Während sich der Angeklagte in einem der längsten Verfahren in Sachsen zu verantworten hatte, sorgten Finanzskandale bei dem Beschäftigungsbetrieb für ständig neue Schlagzeilen: "Leipziger bfb droht Pleite durch ein Millionen-Loch - Kurzfristig werden 15 Millionen Mark benötigt", "Stadt stopft Finanzloch der Leipziger ABM-Gesellschaft", "Leipzigs bfb erneut in Finanznot", "Betrieb braucht sieben Millionen Euro Zuschuss" oder "Heftige Diskussionen um Millionen-Loch bei bfb entbrannt" lauteten damals Schlagzeilen in der LVZ.
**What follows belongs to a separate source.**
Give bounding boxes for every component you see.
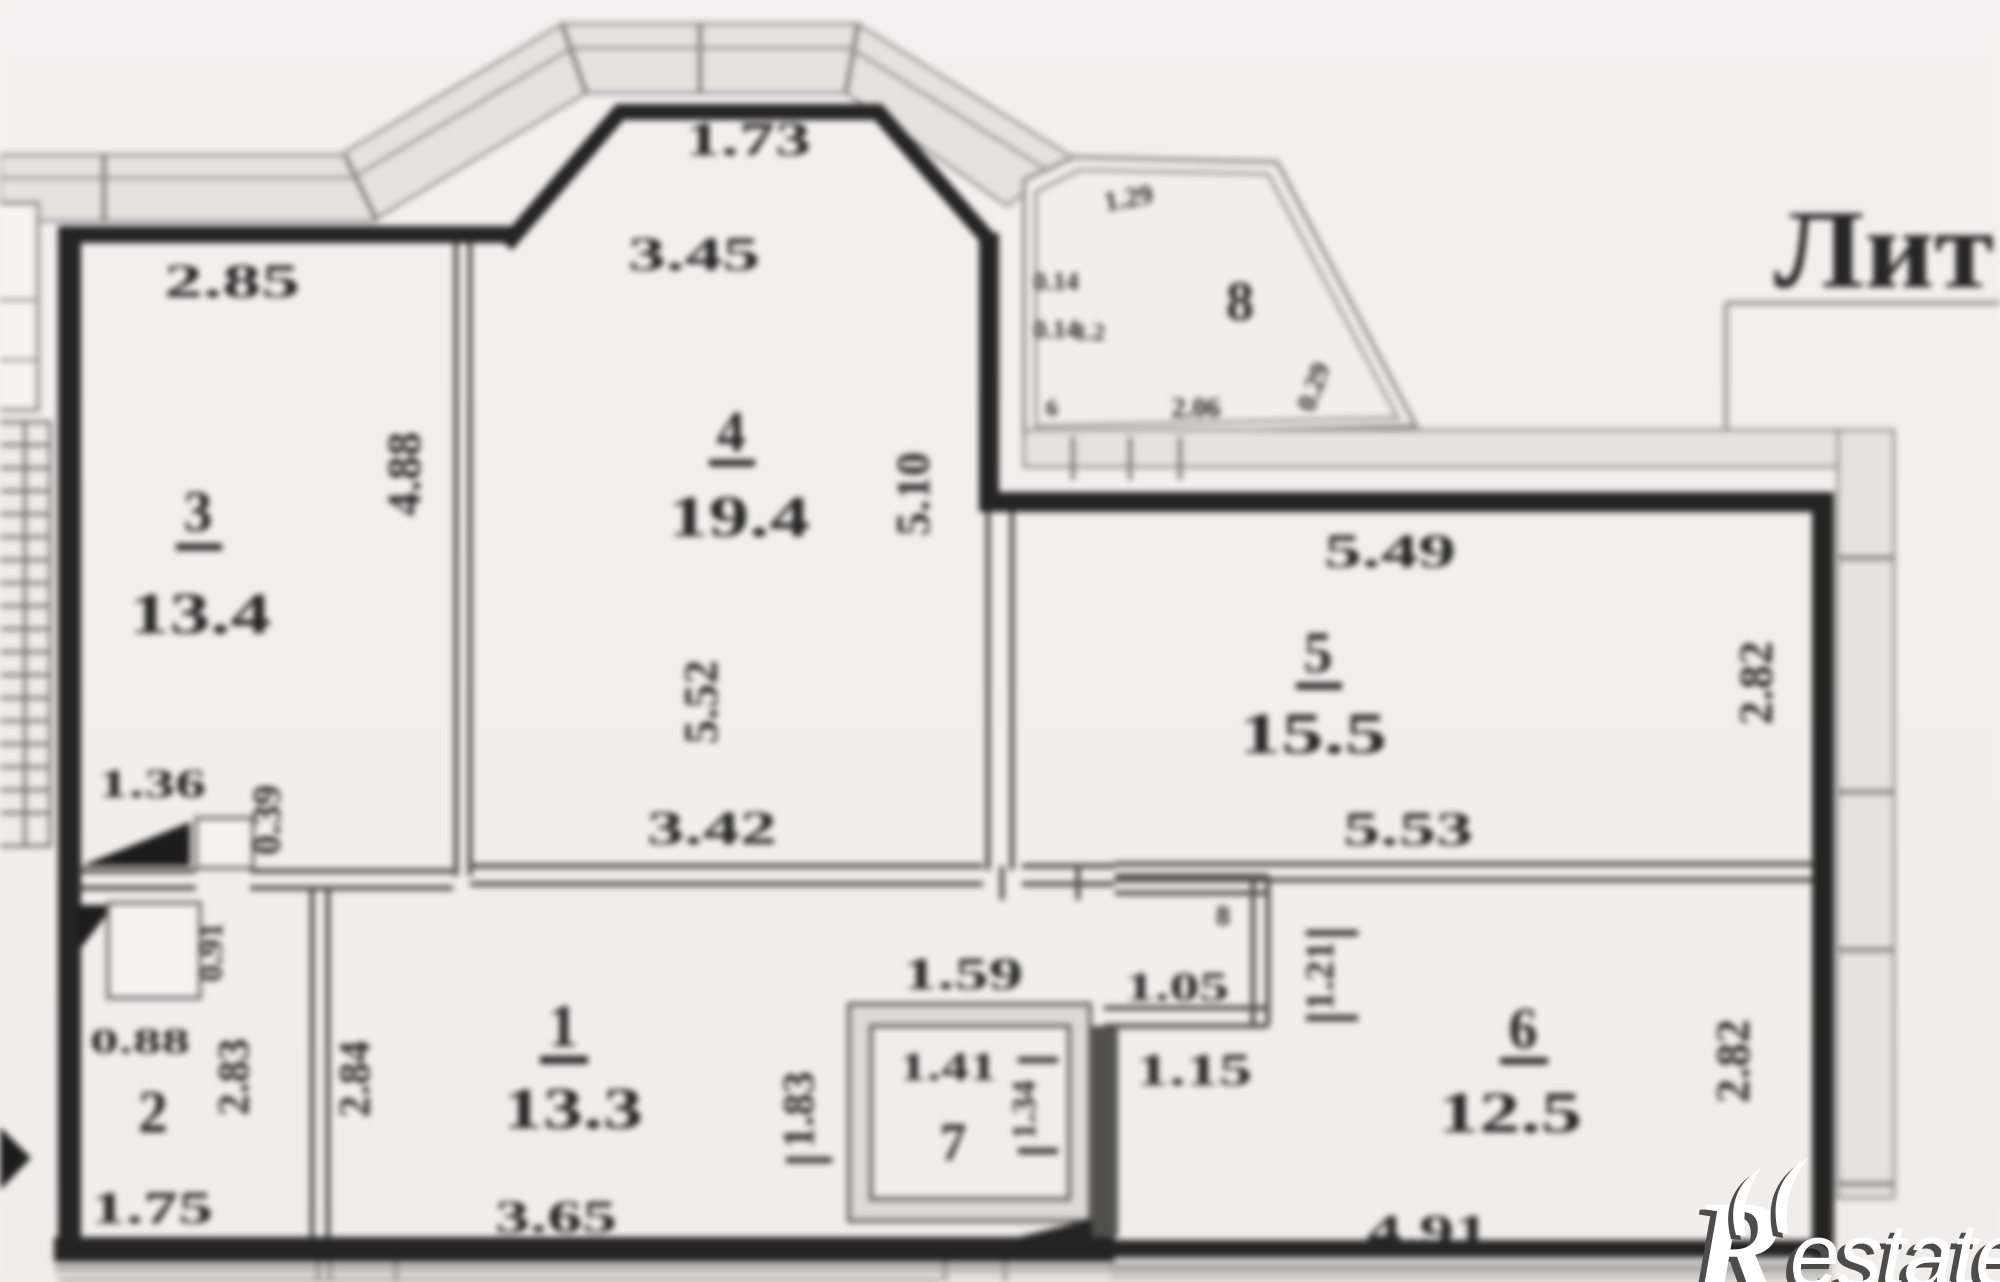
svg-text:estate: estate xyxy=(1790,1206,2000,1282)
Wenn all das jetzt "endlich ehrlich aufgearbeitet" werde, komme auf die Stadtverwaltung, auf den bfb-Ausschuss, aber auch auf Rechnungsprüfer einiges zu, meint Falk Singer, einst Leiter der Rechtsstelle beim bfb. Er und andere Führungskräfte des Beschäftigungsbetriebs hatten schon Anfang 2003 schwere Geschütze gegen die Nachfolger Hermannis und die Ausschussmitglieder aufgefahren, sprachen damals von Täuschung und Verunglimpfung. "Die Kritik am System Hermanni sollte einzig die eigene Unfähigkeit der letzten bfb-Führung kaschieren", sagt Singer.
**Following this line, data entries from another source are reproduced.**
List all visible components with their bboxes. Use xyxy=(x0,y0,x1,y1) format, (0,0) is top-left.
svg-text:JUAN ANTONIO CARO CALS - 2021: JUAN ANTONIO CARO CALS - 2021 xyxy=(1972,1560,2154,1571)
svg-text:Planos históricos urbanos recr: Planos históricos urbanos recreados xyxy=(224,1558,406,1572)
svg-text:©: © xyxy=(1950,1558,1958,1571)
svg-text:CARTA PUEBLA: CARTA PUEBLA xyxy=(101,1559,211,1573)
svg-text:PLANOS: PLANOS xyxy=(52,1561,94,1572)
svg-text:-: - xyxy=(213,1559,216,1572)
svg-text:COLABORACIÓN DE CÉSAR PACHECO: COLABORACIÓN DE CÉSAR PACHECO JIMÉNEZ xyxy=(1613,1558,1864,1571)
Hermanni selbst hatte Mitte 2001 in einem Brief an Oberbürgermeister Wolfgang Tiefensee (SPD) behauptet, dass seine Nachfolger im bfb mit gefälschten Zahlen operierten. Er machte auf Stellenüberschreitungen sowie auf Mehrausgaben für Maschinen, Fahrzeuge und Geräte aufmerksam. Dies sei bewusst geschehen, werfen ehemalige bfb-Mitarbeiter der letzten Führung vor. Insbesondere gehen sie auf den Fall Tierheim Breitenfeld ein. Hier hätten die bfb-Chefs bewusst die Trägereigenschaft verspielt. Diese Eigenschaft sei aber für einen Beschäftigungsbetrieb Grundvoraussetzung, so Singer. "Die daraus entstandenen zwangsläufigen Verluste wurden anschließenddem Betriebsleiter Hermanni in die Schuhe geschoben", sagt er weiter und spricht von Bilanzfälschung. Der Stadtrat habe entweder mitgewirkt, um in Ruhe gelassen zu werden, oder wurde getäuscht. Die Umbuchungslisten in das Jahr 1999 liegen dieser Zeitung vor.
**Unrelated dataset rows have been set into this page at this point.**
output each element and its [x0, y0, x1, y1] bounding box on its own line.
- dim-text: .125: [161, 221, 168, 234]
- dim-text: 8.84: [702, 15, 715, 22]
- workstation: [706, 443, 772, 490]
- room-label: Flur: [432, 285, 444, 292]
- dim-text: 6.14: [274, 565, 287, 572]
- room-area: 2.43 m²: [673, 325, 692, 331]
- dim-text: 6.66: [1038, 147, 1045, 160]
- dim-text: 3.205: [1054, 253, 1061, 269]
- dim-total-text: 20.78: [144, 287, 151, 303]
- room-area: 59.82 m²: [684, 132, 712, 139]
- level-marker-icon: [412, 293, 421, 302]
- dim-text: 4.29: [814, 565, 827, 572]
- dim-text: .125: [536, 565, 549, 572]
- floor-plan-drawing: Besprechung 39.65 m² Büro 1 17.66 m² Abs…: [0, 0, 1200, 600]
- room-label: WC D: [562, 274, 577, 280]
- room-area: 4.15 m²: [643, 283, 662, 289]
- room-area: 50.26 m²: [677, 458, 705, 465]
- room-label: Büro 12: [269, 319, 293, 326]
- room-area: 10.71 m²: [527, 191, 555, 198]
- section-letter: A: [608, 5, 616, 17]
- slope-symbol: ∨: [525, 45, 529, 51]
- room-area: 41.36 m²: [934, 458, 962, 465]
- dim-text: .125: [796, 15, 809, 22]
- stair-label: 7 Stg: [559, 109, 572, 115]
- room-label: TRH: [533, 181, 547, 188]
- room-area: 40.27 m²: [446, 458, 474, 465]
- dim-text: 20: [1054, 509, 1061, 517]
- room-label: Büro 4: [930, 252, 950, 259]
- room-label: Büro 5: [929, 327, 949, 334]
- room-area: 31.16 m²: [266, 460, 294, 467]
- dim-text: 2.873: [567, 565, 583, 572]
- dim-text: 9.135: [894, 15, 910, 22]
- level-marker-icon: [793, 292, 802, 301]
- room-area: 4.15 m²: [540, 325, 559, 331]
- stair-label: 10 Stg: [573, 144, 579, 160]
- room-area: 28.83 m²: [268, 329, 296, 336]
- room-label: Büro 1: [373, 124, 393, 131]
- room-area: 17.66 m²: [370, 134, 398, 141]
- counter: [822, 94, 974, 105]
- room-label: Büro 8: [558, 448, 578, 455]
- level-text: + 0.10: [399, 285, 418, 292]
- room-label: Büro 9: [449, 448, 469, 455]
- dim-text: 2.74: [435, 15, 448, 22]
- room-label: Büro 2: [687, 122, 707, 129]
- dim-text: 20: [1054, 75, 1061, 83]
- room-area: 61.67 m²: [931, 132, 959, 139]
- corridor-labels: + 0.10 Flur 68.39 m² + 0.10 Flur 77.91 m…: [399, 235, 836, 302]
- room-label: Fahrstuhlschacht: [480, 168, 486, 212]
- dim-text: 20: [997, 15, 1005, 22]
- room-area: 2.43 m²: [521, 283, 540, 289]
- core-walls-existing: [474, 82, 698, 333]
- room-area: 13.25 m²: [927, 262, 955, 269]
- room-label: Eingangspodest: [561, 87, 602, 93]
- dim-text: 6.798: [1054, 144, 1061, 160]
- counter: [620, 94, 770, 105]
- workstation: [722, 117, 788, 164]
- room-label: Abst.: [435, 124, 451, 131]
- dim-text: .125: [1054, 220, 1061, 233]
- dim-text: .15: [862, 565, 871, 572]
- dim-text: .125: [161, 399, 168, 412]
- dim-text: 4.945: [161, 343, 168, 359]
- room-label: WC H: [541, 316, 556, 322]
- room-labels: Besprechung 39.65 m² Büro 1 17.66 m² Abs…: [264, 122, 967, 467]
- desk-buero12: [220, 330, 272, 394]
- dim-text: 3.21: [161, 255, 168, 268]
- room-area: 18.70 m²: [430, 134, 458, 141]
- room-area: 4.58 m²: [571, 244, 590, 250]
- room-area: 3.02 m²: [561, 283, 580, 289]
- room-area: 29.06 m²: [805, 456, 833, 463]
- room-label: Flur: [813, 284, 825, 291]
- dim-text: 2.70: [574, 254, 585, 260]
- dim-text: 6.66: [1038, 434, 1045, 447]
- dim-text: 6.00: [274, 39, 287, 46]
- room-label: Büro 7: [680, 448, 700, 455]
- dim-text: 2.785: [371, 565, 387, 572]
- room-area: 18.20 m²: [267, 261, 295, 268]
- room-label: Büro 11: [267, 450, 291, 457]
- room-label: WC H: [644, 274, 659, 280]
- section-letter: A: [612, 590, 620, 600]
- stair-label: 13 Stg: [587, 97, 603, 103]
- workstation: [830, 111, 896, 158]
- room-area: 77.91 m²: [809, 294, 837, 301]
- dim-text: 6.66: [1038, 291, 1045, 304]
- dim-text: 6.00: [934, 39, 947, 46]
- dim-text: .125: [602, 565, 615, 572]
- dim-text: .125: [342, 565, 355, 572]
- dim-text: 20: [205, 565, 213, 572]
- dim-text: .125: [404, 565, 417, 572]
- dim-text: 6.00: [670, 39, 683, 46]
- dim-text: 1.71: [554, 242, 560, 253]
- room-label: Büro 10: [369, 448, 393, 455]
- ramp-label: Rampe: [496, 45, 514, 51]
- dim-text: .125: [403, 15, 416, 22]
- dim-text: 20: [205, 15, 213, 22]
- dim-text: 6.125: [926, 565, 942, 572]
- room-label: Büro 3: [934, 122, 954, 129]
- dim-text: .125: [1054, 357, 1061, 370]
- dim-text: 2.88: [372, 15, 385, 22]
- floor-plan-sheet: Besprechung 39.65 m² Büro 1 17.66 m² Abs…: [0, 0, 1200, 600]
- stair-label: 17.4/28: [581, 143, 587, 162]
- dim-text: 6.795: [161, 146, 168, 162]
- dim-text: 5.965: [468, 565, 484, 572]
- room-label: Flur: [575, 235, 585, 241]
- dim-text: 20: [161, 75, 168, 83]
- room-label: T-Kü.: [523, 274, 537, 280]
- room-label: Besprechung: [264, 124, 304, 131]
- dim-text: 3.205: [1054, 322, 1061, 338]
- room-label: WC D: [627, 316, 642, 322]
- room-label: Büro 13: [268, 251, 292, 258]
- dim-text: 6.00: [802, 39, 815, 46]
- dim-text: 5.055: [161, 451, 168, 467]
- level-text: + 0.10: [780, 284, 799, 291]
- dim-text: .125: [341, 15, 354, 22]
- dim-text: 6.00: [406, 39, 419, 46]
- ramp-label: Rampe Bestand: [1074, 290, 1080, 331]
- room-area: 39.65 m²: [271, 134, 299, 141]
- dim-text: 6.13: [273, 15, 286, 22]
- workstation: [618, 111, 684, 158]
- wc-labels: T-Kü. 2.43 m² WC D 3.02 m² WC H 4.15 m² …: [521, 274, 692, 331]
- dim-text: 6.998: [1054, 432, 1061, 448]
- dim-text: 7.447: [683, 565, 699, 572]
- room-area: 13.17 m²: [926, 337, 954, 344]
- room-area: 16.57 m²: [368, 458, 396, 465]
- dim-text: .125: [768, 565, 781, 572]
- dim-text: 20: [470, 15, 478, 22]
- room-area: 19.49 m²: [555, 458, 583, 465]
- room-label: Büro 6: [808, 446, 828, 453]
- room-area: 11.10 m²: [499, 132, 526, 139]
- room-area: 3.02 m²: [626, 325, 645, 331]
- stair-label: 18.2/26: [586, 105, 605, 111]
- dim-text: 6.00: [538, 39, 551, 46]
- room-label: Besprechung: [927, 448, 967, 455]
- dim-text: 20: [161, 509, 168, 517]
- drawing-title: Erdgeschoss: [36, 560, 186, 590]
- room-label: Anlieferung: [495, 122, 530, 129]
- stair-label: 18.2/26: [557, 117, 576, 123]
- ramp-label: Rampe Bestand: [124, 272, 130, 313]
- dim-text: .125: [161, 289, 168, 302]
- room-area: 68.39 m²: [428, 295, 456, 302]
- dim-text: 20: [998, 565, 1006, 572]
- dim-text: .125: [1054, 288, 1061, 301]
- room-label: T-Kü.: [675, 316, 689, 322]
Dass die Ex-Mitarbeiter nie vom Akteneinsichtsausschuss gehört worden waren, begründete Vorsitzender Lothar Tippach (PDS) damit, dass generell keine Zeugen geladen waren, sich das Gremium nur auf die Aktenlage stütze. Der in der Zwischenzeit neu gebildete Stadtrat tut nun aber sicher gut daran, möglichst schnell eine Arbeitsgruppe zusammenstellen, um die Vorwürfe neu zu bewerten. Jeder sollte gehört werden. Es geht um einen Beschäftigungsbetrieb mit einmal bis zu 8000 Arbeitsplätzen, der gemeinsam mit rund 60 Millionen Euro beweglichen und unbeweglichen Anlagevermögens abgewickelt wurde. Und es geht angesichts der hohen Arbeitslosigkeit und Hartz IV auch um Konzepte.